Wednesday, February 06, 2008

Shorn Scorn

Last night at dinner with my two young daughters, my husband, and my father, the five of us went around the table trading news of our days, the good parts and the bad. When my turn came, I said, "Well, this didn't so much as happen to me today, but I'm thinking that I"m going to shave my head." Really, I meant buzz my hair pretty short with electric clippers. But saying "shave" sounds a whole lot more exciting. I directed a big smile directed at the girls, one of whom immediately started crying.

"But Mom, I don't want you to cut off your hair. You'll be so UG-LY. Don't do it, don't do it, don't do it."

My father and my husband stared down at their plates while she spoke. Neither of them laughed at her melodrama. Mark had already commented earlier in the week. He prefers me with long hair, but won't argue with my decision. My father, I'm sure, was just trying to be respectful and therefore remained quiet.

In the quiet, after my daughter's comments I found myself riling up inside. I know my five year old is not alone in her opinion. Especially in Christian culture, where people toss around scriptures about women's hair being their glory, yada yada. The other thing I know that's true is that hair is associated with beauty in women--in secular or sacred culture. So what my daughter says is true: in a black-and-white, fitting-the-mold-is-what-matters, kindergartener view of the world, I'll be ugly.

Many of us know ugliness is an unpardonable sin in a woman.
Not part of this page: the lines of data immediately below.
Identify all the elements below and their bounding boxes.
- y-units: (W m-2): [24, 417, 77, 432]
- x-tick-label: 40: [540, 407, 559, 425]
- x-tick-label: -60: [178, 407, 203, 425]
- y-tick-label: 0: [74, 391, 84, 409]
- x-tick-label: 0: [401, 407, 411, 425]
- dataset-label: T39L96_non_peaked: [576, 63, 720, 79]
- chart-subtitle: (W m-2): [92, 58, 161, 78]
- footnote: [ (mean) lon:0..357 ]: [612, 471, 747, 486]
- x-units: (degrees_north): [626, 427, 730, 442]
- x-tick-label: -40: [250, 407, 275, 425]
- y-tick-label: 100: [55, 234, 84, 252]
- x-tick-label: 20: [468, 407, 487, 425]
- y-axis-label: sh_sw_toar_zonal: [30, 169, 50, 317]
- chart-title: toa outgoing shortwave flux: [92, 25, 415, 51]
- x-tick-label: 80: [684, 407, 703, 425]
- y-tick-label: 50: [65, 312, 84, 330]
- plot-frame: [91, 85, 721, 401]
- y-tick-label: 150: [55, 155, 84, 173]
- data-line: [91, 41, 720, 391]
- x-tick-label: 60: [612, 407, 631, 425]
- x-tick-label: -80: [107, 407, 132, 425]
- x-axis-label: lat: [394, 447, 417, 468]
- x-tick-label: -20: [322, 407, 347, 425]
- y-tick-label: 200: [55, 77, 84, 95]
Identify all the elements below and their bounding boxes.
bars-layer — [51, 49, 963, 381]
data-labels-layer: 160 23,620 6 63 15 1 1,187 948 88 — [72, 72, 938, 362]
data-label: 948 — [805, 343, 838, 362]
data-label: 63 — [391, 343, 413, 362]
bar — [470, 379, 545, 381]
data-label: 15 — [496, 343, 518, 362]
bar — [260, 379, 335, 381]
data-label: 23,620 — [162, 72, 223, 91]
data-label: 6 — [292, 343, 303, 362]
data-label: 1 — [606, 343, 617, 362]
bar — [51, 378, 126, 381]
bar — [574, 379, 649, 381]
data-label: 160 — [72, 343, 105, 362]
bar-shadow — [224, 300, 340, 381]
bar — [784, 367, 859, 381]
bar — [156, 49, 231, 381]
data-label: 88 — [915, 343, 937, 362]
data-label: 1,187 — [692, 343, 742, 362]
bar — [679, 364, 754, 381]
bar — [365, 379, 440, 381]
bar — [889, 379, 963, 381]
I hadn't given up on my five year old, though. "Hey," I said, "If you want to shave yours too, we could do it together." I was picturing a female-bonding sort of thing while hanging our heads over the bathroom sink, sneezing together from all the short hairs we inhaled. For a brief moment I imagined how life altering this memory could be for my daughter. One day, she and her mother shaved their heads together, symbolically and actually forsaking externally imposed standards of female beauty. She and her mother lived to tell about it. This one subversive act would alter the course of her thinking for the rest of her life: she would remember how once she defied sexual objectification of herself, and she could defy it again, perhaps not with electric clippers, but with words, with confidence, with truth--in her workplace, in her classroom, in her service to others.

But my daughter, still distraught, asked, "Why??! Why would I do that when you know I've been trying to grow it out?" She grabbed the ends of her hair and held them up for me to see.

2 comments:

ABG said...

i think you're beautiful where it counts, heather. (cheesy grin)

on a more serious note, i get it and i want you to hear the sound of my applause across the feet of snow and few blocks that separate us!

nancy said...

me too. and even where it doesn't count, short hair, long hair, or no hair - you look mah-vuh-lous dahling.